# Summary of EDA

This notebook contains a list of Python methods that were introduced in the EDA programming exercises.

### Import the libraries

In [None]:
import numpy as np
import pandas as pd

### Data frames


In [None]:
df = pd.DataFrame({'A': [1, 2, 3, 4], 'B': ['one', 'two', 'three', 'four'], 'C': [False, True, False, True]})
df

In [None]:
df.shape

In [None]:
df.index

In [None]:
df.columns

In [None]:
df.dtypes

In [None]:
df.info()

### `Index` and `Series` objects

In [None]:
names = ['Peter', 'Anna', 'Tom', 'John', 'Simone']
years = [ 1998, 2002, 1946, 1973, 1962 ]

In [None]:
se_years = pd.Series( years, index=names, name='Years of birth' )
se_years

### Types

In [None]:
type(df) 

In [None]:
type(df['C']) 

In [None]:
df.dtypes['C']

In [None]:
type(se_years)

### Getting data from a `DataFrame`

In [None]:
df['B']

In [None]:
df.loc[2]

In [None]:
df['B'][2]

In [None]:
df.loc[2, 'B']

In [None]:
df.loc[1:2]

In [None]:
df.loc[:]

In [None]:
df.head(2)

In [None]:
df.loc[:, 'A':'B']

In [None]:
df.loc[1:2, 'A':'B']

In [None]:
df.loc[[1, 3]]

In [None]:
df[['A', 'C']]

In [None]:
df.loc[:, ['A', 'C']]

In [None]:
df[['B']]

### Modifying a `DataFrame`


In [None]:
df.loc[0, 'B'] = 'ACE'
df

In [None]:
df_slice = df.loc[1:2].copy()
df_slice.loc[1, 'A'] = 8
df_slice.loc[1, 'B'] = "EIGHT"
df_slice

### Setting the index of a `DataFrame`


In [None]:
df_index = df.set_index('B')

In [None]:
df_index.loc['two':'four']

In [None]:
df_index.loc['three', 'C'] = True
df_index

### Reading data from a file into a `DataFrame`

In [None]:
country_data = pd.read_csv('../datasets/country.csv')
country_data.head()

### Summary statistics


In [None]:
country_data.describe()

In [None]:
country_data.describe(include='all')

In [None]:
country_data[['area', 'population']].sum()

In [None]:
country_data.count()

In [None]:
country_data.sum()

In [None]:
country_data.mean()

In [None]:
country_data.std()

In [None]:
country_data.min()

In [None]:
country_data.max()

In [None]:
country_data.median()

In [None]:
country_data.quantile(0.25)

### Sorting a `DataFrame`


In [None]:
country_data.sort_values(by='area');

In [None]:
country_data.sort_values(by='area', ascending=False);

In [None]:
country_data.sort_values(by=['continent', 'name']);

In [None]:
country_data_sorted_by_pop = country_data.sort_values(by='population', ascending=False).reset_index()

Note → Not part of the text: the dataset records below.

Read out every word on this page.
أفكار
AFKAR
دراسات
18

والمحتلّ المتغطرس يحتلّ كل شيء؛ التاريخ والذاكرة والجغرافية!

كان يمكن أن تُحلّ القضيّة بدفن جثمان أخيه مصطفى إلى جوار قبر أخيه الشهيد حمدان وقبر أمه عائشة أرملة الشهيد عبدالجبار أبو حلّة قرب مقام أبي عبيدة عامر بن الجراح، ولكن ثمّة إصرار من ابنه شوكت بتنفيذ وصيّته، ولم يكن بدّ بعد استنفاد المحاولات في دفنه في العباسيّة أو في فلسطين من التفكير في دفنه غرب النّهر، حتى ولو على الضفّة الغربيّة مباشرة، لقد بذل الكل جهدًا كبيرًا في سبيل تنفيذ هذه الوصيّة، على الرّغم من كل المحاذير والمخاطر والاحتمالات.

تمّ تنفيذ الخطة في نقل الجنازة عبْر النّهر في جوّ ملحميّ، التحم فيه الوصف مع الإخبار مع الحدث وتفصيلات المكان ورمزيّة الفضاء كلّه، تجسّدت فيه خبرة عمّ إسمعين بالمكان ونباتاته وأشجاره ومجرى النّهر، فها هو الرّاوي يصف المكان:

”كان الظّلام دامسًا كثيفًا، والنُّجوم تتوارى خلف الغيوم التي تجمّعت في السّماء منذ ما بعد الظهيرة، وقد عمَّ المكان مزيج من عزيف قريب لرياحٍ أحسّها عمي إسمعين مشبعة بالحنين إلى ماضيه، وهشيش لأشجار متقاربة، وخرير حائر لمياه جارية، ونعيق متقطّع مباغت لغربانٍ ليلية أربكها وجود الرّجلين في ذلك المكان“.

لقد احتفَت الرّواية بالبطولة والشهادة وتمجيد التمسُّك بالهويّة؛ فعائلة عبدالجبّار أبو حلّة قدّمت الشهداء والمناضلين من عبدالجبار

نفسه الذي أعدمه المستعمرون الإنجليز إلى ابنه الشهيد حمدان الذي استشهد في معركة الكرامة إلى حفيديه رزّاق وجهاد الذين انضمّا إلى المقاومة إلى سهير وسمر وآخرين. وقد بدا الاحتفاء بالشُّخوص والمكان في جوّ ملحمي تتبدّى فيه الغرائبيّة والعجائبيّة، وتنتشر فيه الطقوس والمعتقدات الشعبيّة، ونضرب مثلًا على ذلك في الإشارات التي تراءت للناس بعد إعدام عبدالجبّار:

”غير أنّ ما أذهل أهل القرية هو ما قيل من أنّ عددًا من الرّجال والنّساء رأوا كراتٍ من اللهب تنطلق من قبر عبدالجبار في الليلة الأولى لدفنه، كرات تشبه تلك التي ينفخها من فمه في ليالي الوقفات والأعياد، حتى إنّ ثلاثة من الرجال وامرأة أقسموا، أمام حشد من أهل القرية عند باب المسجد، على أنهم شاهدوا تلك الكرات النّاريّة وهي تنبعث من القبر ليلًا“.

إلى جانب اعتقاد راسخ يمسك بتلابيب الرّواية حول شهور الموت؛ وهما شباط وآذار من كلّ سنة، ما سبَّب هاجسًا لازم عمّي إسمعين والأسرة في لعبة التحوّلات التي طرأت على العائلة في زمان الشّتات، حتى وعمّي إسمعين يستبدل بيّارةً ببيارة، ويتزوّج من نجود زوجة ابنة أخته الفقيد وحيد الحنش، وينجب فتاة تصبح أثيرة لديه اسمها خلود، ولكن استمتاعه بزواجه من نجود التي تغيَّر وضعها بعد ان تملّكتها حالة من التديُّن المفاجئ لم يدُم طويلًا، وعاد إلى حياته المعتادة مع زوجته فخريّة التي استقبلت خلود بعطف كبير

### Computing values from a `DataFrame`

In [None]:
country_data['population'] / country_data['area'];

In [None]:
country_data['density'] = country_data['population'] / country_data['area']

In [None]:
countries_in_EU = country_data['continent'] == 'EU'

### Selecting rows by boolean masks

In [None]:
country_data[countries_in_EU];

In [None]:
country_data[country_data['tld'] == '.nl'];

In [None]:
country_data[country_data['tld'].isnull()];

In [None]:
country_data[(country_data['population'] < 1000000) & (country_data['area'] > 100000)];

### Grouping rows in a `DataFrame`

In [None]:
grouped = country_data.groupby('continent')

In [None]:
grouped.groups;

In [None]:
grouped['area'].describe()

In [None]:
grouped[['population', 'area']].sum()

### Deleting rows or columns from a `DataFrame`

In [None]:
df = pd.DataFrame({'A': [1, 2, 3, 4], 'B': ['one', 'two', 'three', 'four'], 'C': [False, True, False, True]})
df

In [None]:
df.drop(1)

In [None]:
df.drop('C', axis=1)

In [None]:
country_data.drop(country_data[countries_in_EU].index);

### Persisting the modifications


In [None]:
df_drop = df.drop('C', axis=1)
df_drop

In [None]:
df_drop.loc[1, 'B'] = 'EIGHT'
df_drop

In [None]:
df.drop([1, 3], inplace=True)  # drop rows with index labels 1 and 3, modifying df in place
df

### Plotting a `DataFrame`

In [None]:
# next command ensures that plots appear inside the notebook
%matplotlib inline
import matplotlib.pyplot as plt
import seaborn as sns
sns.set()  # set Seaborn defaults
plt.rcParams['figure.figsize'] = 10, 5  # default hor./vert. size of plots, in inches
plt.rcParams['lines.markeredgewidth'] = 1  # to fix issue with seaborn box plots; needed after import seaborn

### Line plot


In [None]:
country_data['population'].plot();

In [None]:
country_data_sorted_by_pop['population'].plot();

### Area plot


In [None]:
country_data['population'].plot(kind='area');

In [None]:
country_data_sorted_by_pop['population'].plot(kind='area');

### Dot plot


In [None]:
country_data['population'].plot(marker="o", linestyle='');

### Histogram


In [None]:
country_data[countries_in_EU][['population']].plot(kind='hist');

In [None]:
country_data[countries_in_EU][['population']].plot(kind='hist', bins=20, density=True);

### Density plot


In [None]:
country_data[countries_in_EU][['population']].plot(kind='density');

### Box plot


In [None]:
country_data[countries_in_EU][['population']].plot(kind='box');

In [None]:
country_data.boxplot(column='population', by='continent');

### Bar plot


In [None]:
grouped['continent'].count().plot(kind='bar');

In [None]:
grouped['population'].sum().plot(kind='bar');

### Scatter plot


In [None]:
country_data.plot(kind='scatter', x='area', y='population', c="b");